Zhiguo Yu, Zixuan Li, Peng Li
School of Informatics, Hunan University of Chinese Medicine, Changsha, 410208, Hunan, China.
BMC Plant Biol. 2025 Jul 19;25(1):933. doi: 10.1186/s12870-025-06878-z.
Plant peptide-protein interactions (PepPI) play a crucial role in plant growth, development, immune regulation, and environmental adaptation. However, existing computational methods still face several challenges in PepPI prediction. First, most methods fail to adequately integrate multimodal information such as sequence, structure, and disorder properties, leading to inadequate characterization of complex interaction patterns. Second, existing models have difficulty in capturing cross-dependent features between peptides and proteins, limiting the prediction performance. Finally, the lack of a unified framework capable of integrated modeling from both global and local perspectives leads to a still imperfect understanding and prediction of PepPI. To this end, we propose a multiple characterization framework based on cross-modal feature fusion-MultiRepPI-for efficient prediction of plant PepPI. In this framework, we innovatively introduce several key modules aimed at comprehensively improving the representation of peptide and protein features.

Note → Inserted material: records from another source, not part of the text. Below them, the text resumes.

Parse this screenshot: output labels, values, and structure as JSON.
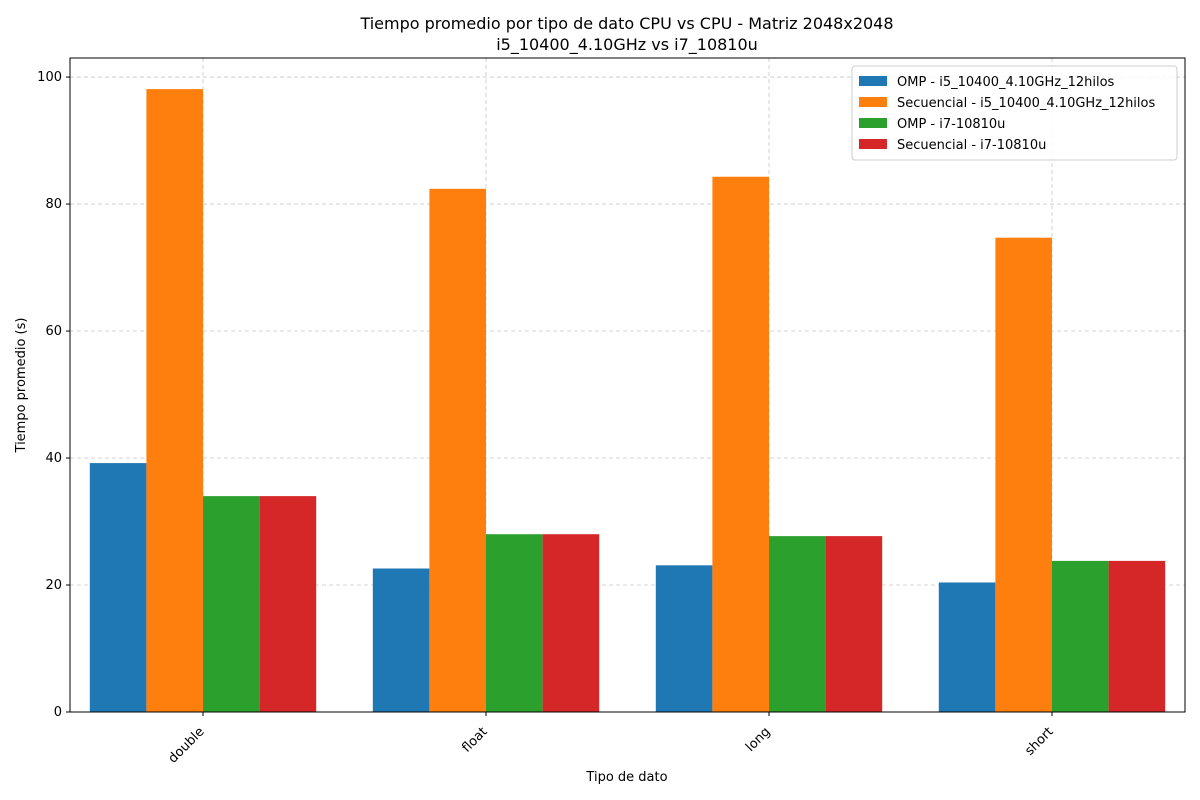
{
  "chart_data": {
    "type": "bar",
    "title": "Tiempo promedio por tipo de dato CPU vs CPU - Matriz 2048x2048",
    "subtitle": "i5_10400_4.10GHz vs i7_10810u",
    "xlabel": "Tipo de dato",
    "ylabel": "Tiempo promedio (s)",
    "categories": [
      "double",
      "float",
      "long",
      "short"
    ],
    "ylim": [
      0,
      103
    ],
    "yticks": [
      0,
      20,
      40,
      60,
      80,
      100
    ],
    "grid": true,
    "legend_position": "top-right",
    "series": [
      {
        "name": "OMP - i5_10400_4.10GHz_12hilos",
        "color": "#1f77b4",
        "values": [
          39.2,
          22.6,
          23.1,
          20.4
        ]
      },
      {
        "name": "Secuencial - i5_10400_4.10GHz_12hilos",
        "color": "#ff7f0e",
        "values": [
          98.1,
          82.4,
          84.3,
          74.7
        ]
      },
      {
        "name": "OMP - i7-10810u",
        "color": "#2ca02c",
        "values": [
          34.0,
          28.0,
          27.7,
          23.8
        ]
      },
      {
        "name": "Secuencial - i7-10810u",
        "color": "#d62728",
        "values": [
          34.0,
          28.0,
          27.7,
          23.8
        ]
      }
    ]
  }
}
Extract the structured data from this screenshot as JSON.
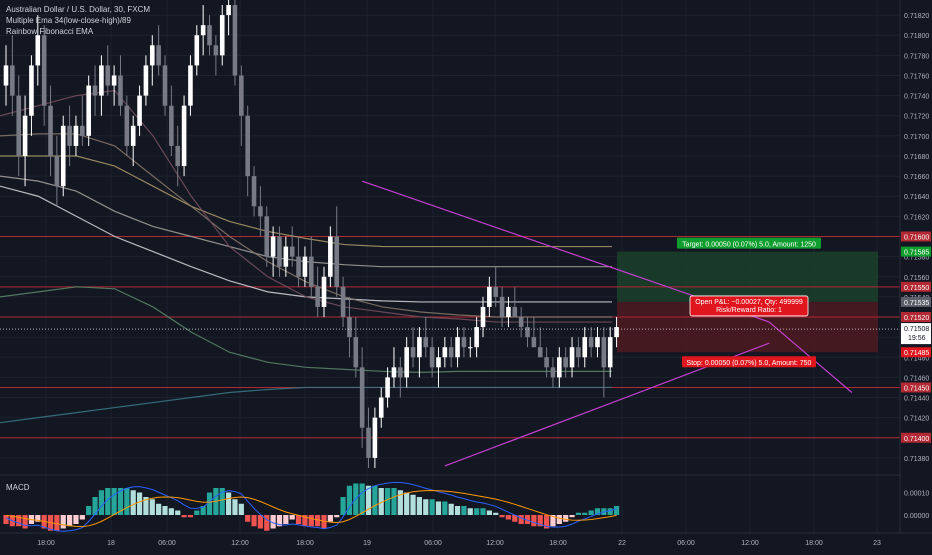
{
  "legend": {
    "symbol": "Australian Dollar / U.S. Dollar, 30, FXCM",
    "indicator1": "Multiple Ema 34(low-close-high)/89",
    "indicator2": "Rainbow Fibonacci EMA"
  },
  "macd_label": "MACD",
  "colors": {
    "background": "#131722",
    "candle_up": "#ffffff",
    "candle_down": "#787b86",
    "trendline": "#c43fd1",
    "level_line": "#b22833",
    "target_zone": "#1b3d2a",
    "stop_zone": "#4a1a20",
    "target_label": "#0f9d2e",
    "stop_label": "#e0161f",
    "macd_pos_strong": "#26a69a",
    "macd_pos_weak": "#b2dfdb",
    "macd_neg_strong": "#ef5350",
    "macd_neg_weak": "#ffcdd2",
    "macd_line": "#2962ff",
    "signal_line": "#ff9800"
  },
  "chart_data": {
    "type": "candlestick",
    "y_axis": {
      "ylim": [
        0.71365,
        0.71835
      ],
      "ticks": [
        "0.71820",
        "0.71800",
        "0.71780",
        "0.71760",
        "0.71740",
        "0.71720",
        "0.71700",
        "0.71680",
        "0.71660",
        "0.71640",
        "0.71620",
        "0.71600",
        "0.71580",
        "0.71560",
        "0.71540",
        "0.71520",
        "0.71500",
        "0.71480",
        "0.71460",
        "0.71440",
        "0.71420",
        "0.71400",
        "0.71380"
      ]
    },
    "x_axis": {
      "ticks": [
        "18:00",
        "18",
        "06:00",
        "12:00",
        "18:00",
        "19",
        "06:00",
        "12:00",
        "18:00",
        "22",
        "06:00",
        "12:00",
        "18:00",
        "23"
      ]
    },
    "candles_ohlc": [
      [
        0.7175,
        0.7179,
        0.7173,
        0.7177
      ],
      [
        0.7177,
        0.718,
        0.7172,
        0.7174
      ],
      [
        0.7174,
        0.7176,
        0.7166,
        0.7168
      ],
      [
        0.7168,
        0.7174,
        0.7165,
        0.7172
      ],
      [
        0.7172,
        0.7178,
        0.717,
        0.7177
      ],
      [
        0.7177,
        0.7182,
        0.7175,
        0.718
      ],
      [
        0.718,
        0.7181,
        0.7171,
        0.7173
      ],
      [
        0.7173,
        0.7175,
        0.7166,
        0.7168
      ],
      [
        0.7168,
        0.717,
        0.7163,
        0.7165
      ],
      [
        0.7165,
        0.7172,
        0.7164,
        0.7171
      ],
      [
        0.7171,
        0.7173,
        0.7167,
        0.7169
      ],
      [
        0.7169,
        0.7172,
        0.7168,
        0.7171
      ],
      [
        0.7171,
        0.7174,
        0.7169,
        0.717
      ],
      [
        0.717,
        0.7176,
        0.7169,
        0.7175
      ],
      [
        0.7175,
        0.7177,
        0.7172,
        0.7174
      ],
      [
        0.7174,
        0.7178,
        0.7172,
        0.7177
      ],
      [
        0.7177,
        0.7179,
        0.7174,
        0.7175
      ],
      [
        0.7175,
        0.7177,
        0.7173,
        0.7176
      ],
      [
        0.7176,
        0.7178,
        0.7172,
        0.7173
      ],
      [
        0.7173,
        0.7174,
        0.7168,
        0.7169
      ],
      [
        0.7169,
        0.7172,
        0.7167,
        0.7171
      ],
      [
        0.7171,
        0.7175,
        0.717,
        0.7174
      ],
      [
        0.7174,
        0.7178,
        0.7173,
        0.7177
      ],
      [
        0.7177,
        0.718,
        0.7175,
        0.7179
      ],
      [
        0.7179,
        0.7181,
        0.7176,
        0.7177
      ],
      [
        0.7177,
        0.7178,
        0.7172,
        0.7173
      ],
      [
        0.7173,
        0.7175,
        0.7168,
        0.7169
      ],
      [
        0.7169,
        0.7171,
        0.7165,
        0.7167
      ],
      [
        0.7167,
        0.7174,
        0.7166,
        0.7173
      ],
      [
        0.7173,
        0.7178,
        0.7172,
        0.7177
      ],
      [
        0.7177,
        0.7181,
        0.7176,
        0.718
      ],
      [
        0.718,
        0.7183,
        0.7178,
        0.7181
      ],
      [
        0.7181,
        0.7182,
        0.7178,
        0.7179
      ],
      [
        0.7179,
        0.718,
        0.7176,
        0.7178
      ],
      [
        0.7178,
        0.7183,
        0.7177,
        0.7182
      ],
      [
        0.7182,
        0.7184,
        0.718,
        0.7183
      ],
      [
        0.7183,
        0.7184,
        0.7175,
        0.7176
      ],
      [
        0.7176,
        0.7177,
        0.7169,
        0.7172
      ],
      [
        0.7172,
        0.7173,
        0.7164,
        0.7166
      ],
      [
        0.7166,
        0.7167,
        0.7162,
        0.7163
      ],
      [
        0.7163,
        0.7165,
        0.716,
        0.7162
      ],
      [
        0.7162,
        0.7163,
        0.7157,
        0.7158
      ],
      [
        0.7158,
        0.7161,
        0.7156,
        0.716
      ],
      [
        0.716,
        0.7161,
        0.7156,
        0.7157
      ],
      [
        0.7157,
        0.716,
        0.7156,
        0.7159
      ],
      [
        0.7159,
        0.7161,
        0.7157,
        0.7158
      ],
      [
        0.7158,
        0.716,
        0.7155,
        0.7156
      ],
      [
        0.7156,
        0.7159,
        0.7155,
        0.7158
      ],
      [
        0.7158,
        0.716,
        0.7154,
        0.7155
      ],
      [
        0.7155,
        0.7157,
        0.7152,
        0.7153
      ],
      [
        0.7153,
        0.7157,
        0.7152,
        0.7156
      ],
      [
        0.7156,
        0.7161,
        0.7155,
        0.716
      ],
      [
        0.716,
        0.7163,
        0.7154,
        0.7155
      ],
      [
        0.7155,
        0.7156,
        0.7151,
        0.7152
      ],
      [
        0.7152,
        0.7154,
        0.7148,
        0.715
      ],
      [
        0.715,
        0.7152,
        0.7146,
        0.7147
      ],
      [
        0.7147,
        0.7149,
        0.7139,
        0.7141
      ],
      [
        0.7141,
        0.7143,
        0.7137,
        0.7138
      ],
      [
        0.7138,
        0.7143,
        0.7137,
        0.7142
      ],
      [
        0.7142,
        0.7145,
        0.7141,
        0.7144
      ],
      [
        0.7144,
        0.7147,
        0.7143,
        0.7146
      ],
      [
        0.7146,
        0.7149,
        0.7145,
        0.7147
      ],
      [
        0.7147,
        0.7148,
        0.7144,
        0.7146
      ],
      [
        0.7146,
        0.715,
        0.7145,
        0.7149
      ],
      [
        0.7149,
        0.7151,
        0.7147,
        0.7148
      ],
      [
        0.7148,
        0.7151,
        0.7146,
        0.715
      ],
      [
        0.715,
        0.7152,
        0.7148,
        0.7149
      ],
      [
        0.7149,
        0.715,
        0.7146,
        0.7147
      ],
      [
        0.7147,
        0.7149,
        0.7145,
        0.7148
      ],
      [
        0.7148,
        0.715,
        0.7147,
        0.7149
      ],
      [
        0.7149,
        0.715,
        0.7147,
        0.7148
      ],
      [
        0.7148,
        0.7151,
        0.7147,
        0.715
      ],
      [
        0.715,
        0.7151,
        0.7148,
        0.7149
      ],
      [
        0.7149,
        0.715,
        0.7148,
        0.7149
      ],
      [
        0.7149,
        0.7152,
        0.7148,
        0.7151
      ],
      [
        0.7151,
        0.7154,
        0.715,
        0.7153
      ],
      [
        0.7153,
        0.7156,
        0.7152,
        0.7155
      ],
      [
        0.7155,
        0.7157,
        0.7153,
        0.7154
      ],
      [
        0.7154,
        0.7155,
        0.7151,
        0.7152
      ],
      [
        0.7152,
        0.7154,
        0.7151,
        0.7153
      ],
      [
        0.7153,
        0.7155,
        0.7152,
        0.7152
      ],
      [
        0.7152,
        0.7153,
        0.715,
        0.7151
      ],
      [
        0.7151,
        0.7152,
        0.7149,
        0.715
      ],
      [
        0.715,
        0.7152,
        0.7149,
        0.7149
      ],
      [
        0.7149,
        0.7151,
        0.7148,
        0.7148
      ],
      [
        0.7148,
        0.7149,
        0.7146,
        0.7147
      ],
      [
        0.7147,
        0.7148,
        0.7145,
        0.7146
      ],
      [
        0.7146,
        0.7149,
        0.7145,
        0.7148
      ],
      [
        0.7148,
        0.7149,
        0.7146,
        0.7147
      ],
      [
        0.7147,
        0.715,
        0.7146,
        0.7149
      ],
      [
        0.7149,
        0.715,
        0.7147,
        0.7148
      ],
      [
        0.7148,
        0.7151,
        0.7147,
        0.715
      ],
      [
        0.715,
        0.7151,
        0.7148,
        0.7149
      ],
      [
        0.7149,
        0.7151,
        0.7148,
        0.715
      ],
      [
        0.715,
        0.7151,
        0.7144,
        0.7147
      ],
      [
        0.7147,
        0.7151,
        0.7146,
        0.715
      ],
      [
        0.715,
        0.7152,
        0.7149,
        0.7151
      ]
    ],
    "horizontal_levels": [
      0.716,
      0.7155,
      0.7152,
      0.7145,
      0.714
    ],
    "current_price": {
      "value": 0.71508,
      "label": "0.71508",
      "countdown": "19:56"
    },
    "price_tags": [
      {
        "value": 0.716,
        "label": "0.71600",
        "color": "#b22833"
      },
      {
        "value": 0.71585,
        "label": "0.71585",
        "color": "#0f9d2e"
      },
      {
        "value": 0.7155,
        "label": "0.71550",
        "color": "#b22833"
      },
      {
        "value": 0.71535,
        "label": "0.71535",
        "color": "#5d606b"
      },
      {
        "value": 0.7152,
        "label": "0.71520",
        "color": "#b22833"
      },
      {
        "value": 0.71485,
        "label": "0.71485",
        "color": "#e0161f"
      },
      {
        "value": 0.7145,
        "label": "0.71450",
        "color": "#b22833"
      },
      {
        "value": 0.714,
        "label": "0.71400",
        "color": "#b22833"
      }
    ],
    "position": {
      "entry": 0.71535,
      "target": 0.71585,
      "stop": 0.71485,
      "target_label": "Target: 0.00050 (0.07%) 5.0, Amount: 1250",
      "stop_label": "Stop: 0.00050 (0.07%) 5.0, Amount: 750",
      "pnl_label": "Open P&L: −0.00027, Qty: 499999",
      "rr_label": "Risk/Reward Ratio: 1"
    },
    "trendlines": [
      {
        "from": [
          56,
          0.71655
        ],
        "to": [
          120,
          0.71515
        ]
      },
      {
        "from": [
          69,
          0.71372
        ],
        "to": [
          120,
          0.71494
        ]
      },
      {
        "from": [
          120,
          0.71515
        ],
        "to": [
          133,
          0.71445
        ]
      }
    ],
    "emas": [
      {
        "color": "#d8d8dc",
        "values": [
          0.7165,
          0.7164,
          0.7162,
          0.716,
          0.71585,
          0.7157,
          0.71556,
          0.71545,
          0.7154,
          0.71538,
          0.71536,
          0.71535,
          0.71535,
          0.71535,
          0.71535,
          0.71535,
          0.71535
        ]
      },
      {
        "color": "#a8a6a0",
        "values": [
          0.7166,
          0.71655,
          0.71645,
          0.71625,
          0.7161,
          0.716,
          0.7159,
          0.7158,
          0.71575,
          0.71572,
          0.7157,
          0.7157,
          0.7157,
          0.7157,
          0.7157,
          0.7157,
          0.7157
        ]
      },
      {
        "color": "#b09a6a",
        "values": [
          0.7168,
          0.7168,
          0.7168,
          0.7167,
          0.7165,
          0.7163,
          0.71615,
          0.71605,
          0.71598,
          0.71592,
          0.7159,
          0.7159,
          0.7159,
          0.7159,
          0.7159,
          0.7159,
          0.7159
        ]
      },
      {
        "color": "#8a7a6a",
        "values": [
          0.717,
          0.71702,
          0.71702,
          0.7169,
          0.7166,
          0.7163,
          0.716,
          0.71575,
          0.71555,
          0.7154,
          0.7153,
          0.71525,
          0.71522,
          0.7152,
          0.7152,
          0.7152,
          0.7152
        ]
      },
      {
        "color": "#7a5060",
        "values": [
          0.7172,
          0.7173,
          0.7174,
          0.71745,
          0.717,
          0.7164,
          0.7159,
          0.7156,
          0.7154,
          0.7153,
          0.71525,
          0.7152,
          0.71518,
          0.71515,
          0.71515,
          0.71515,
          0.71515
        ]
      },
      {
        "color": "#5b8a6a",
        "values": [
          0.7154,
          0.71545,
          0.7155,
          0.71548,
          0.7153,
          0.71505,
          0.71485,
          0.71475,
          0.7147,
          0.71468,
          0.71466,
          0.71465,
          0.71466,
          0.71466,
          0.71466,
          0.71466,
          0.71466
        ]
      },
      {
        "color": "#3a7a8a",
        "values": [
          0.71415,
          0.7142,
          0.71425,
          0.7143,
          0.71435,
          0.7144,
          0.71445,
          0.71448,
          0.7145,
          0.7145,
          0.7145,
          0.7145,
          0.7145,
          0.7145,
          0.7145,
          0.7145,
          0.7145
        ]
      }
    ],
    "macd": {
      "ticks": [
        "0.00010",
        "0.00000"
      ],
      "ylim": [
        -8e-05,
        0.00016
      ],
      "histogram": [
        -4e-05,
        -5e-05,
        -5e-05,
        -6e-05,
        -4e-05,
        -3e-05,
        -6e-05,
        -7e-05,
        -7e-05,
        -6e-05,
        -5e-05,
        -4e-05,
        -2e-05,
        4e-05,
        8e-05,
        0.00011,
        0.00012,
        0.00012,
        0.00012,
        0.00012,
        0.00011,
        0.0001,
        8e-05,
        7e-05,
        5e-05,
        4e-05,
        3e-05,
        2e-05,
        -1e-05,
        -1e-05,
        2e-05,
        4e-05,
        0.0001,
        0.00012,
        0.00012,
        0.0001,
        7e-05,
        5e-05,
        -3e-05,
        -5e-05,
        -6e-05,
        -7e-05,
        -6e-05,
        -5e-05,
        -4e-05,
        -2e-05,
        -4e-05,
        -5e-05,
        -5e-05,
        -5e-05,
        -6e-05,
        -3e-05,
        -1e-05,
        8e-05,
        0.00013,
        0.00014,
        0.00014,
        0.00013,
        0.00013,
        0.00012,
        0.00012,
        0.00012,
        0.00011,
        0.0001,
        9e-05,
        8e-05,
        7e-05,
        7e-05,
        6e-05,
        6e-05,
        5e-05,
        4e-05,
        4e-05,
        3e-05,
        3e-05,
        3e-05,
        2e-05,
        1e-05,
        -1e-05,
        -2e-05,
        -3e-05,
        -4e-05,
        -4e-05,
        -5e-05,
        -5e-05,
        -6e-05,
        -5e-05,
        -4e-05,
        -3e-05,
        -1e-05,
        1e-05,
        1e-05,
        2e-05,
        3e-05,
        3e-05,
        3e-05,
        4e-05
      ]
    },
    "annotations": [
      "Target: 0.00050 (0.07%) 5.0, Amount: 1250",
      "Stop: 0.00050 (0.07%) 5.0, Amount: 750",
      "Open P&L: −0.00027, Qty: 499999",
      "Risk/Reward Ratio: 1"
    ]
  }
}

First, a cross-modal encoding module (CME) is designed by fusing convolutional neural networks, recurrent neural networks, and feature enhancement mechanisms, which is capable of extracting multi-scale deep features from peptide and protein sequences, and thus better capturing their interactions at different levels. Secondly, bi-directional attention and PepPI gating mechanisms were used to design the cross-modal attention module (CMA), which deeply mines the key interaction patterns between peptides and proteins, and enhances the ability of the model to focus on important binding sites. Finally, the disordered feature extraction (DFE) module was designed to specifically identify disordered regions of plant proteins and extract dynamic features to further enhance the accuracy of plant PepPI prediction. A systematic experimental evaluation of MultiRepPI was conducted on a benchmark dataset. The experimental results show that MultiRepPI provides a significant improvement in both prediction performance and binding residue recognition compared to existing state-of-the-art methods. This framework provides a reliable tool for efficient prediction of plant PepPIs, while laying a solid foundation for plant biology research and peptide drug development.
植物肽 - 蛋白质相互作用(PepPI)在植物生长、发育、免疫调节和环境适应中起着至关重要的作用。然而,现有的计算方法在PepPI预测中仍面临若干挑战。首先,大多数方法未能充分整合序列、结构和无序特性等多模态信息,导致对复杂相互作用模式的表征不足。其次,现有模型难以捕捉肽和蛋白质之间的交叉依赖特征,限制了预测性能。最后,缺乏一个能够从全局和局部角度进行综合建模的统一框架,导致对PepPI的理解和预测仍不完美。为此,我们提出了一种基于跨模态特征融合的多重表征框架——MultiRepPI,用于高效预测植物PepPI。在这个框架中,我们创新性地引入了几个关键模块,旨在全面提升肽和蛋白质特征的表征能力。首先,通过融合卷积神经网络、循环神经网络和特征增强机制设计了一个跨模态编码模块(CME),它能够从肽和蛋白质序列中提取多尺度深度特征,从而更好地捕捉它们在不同层次上的相互作用。其次,使用双向注意力和PepPI门控机制设计了跨模态注意力模块(CMA),它深入挖掘肽和蛋白质之间的关键相互作用模式,并增强模型聚焦于重要结合位点的能力。最后,设计了无序特征提取(DFE)模块,专门识别植物蛋白质的无序区域并提取动态特征,以进一步提高植物PepPI预测的准确性。在一个基准数据集上对MultiRepPI进行了系统的实验评估。实验结果表明,与现有的最先进方法相比,MultiRepPI在预测性能和结合残基识别方面都有显著提升。该框架为高效预测植物PepPI提供了一个可靠的工具,同时为植物生物学研究和肽药物开发奠定了坚实的基础。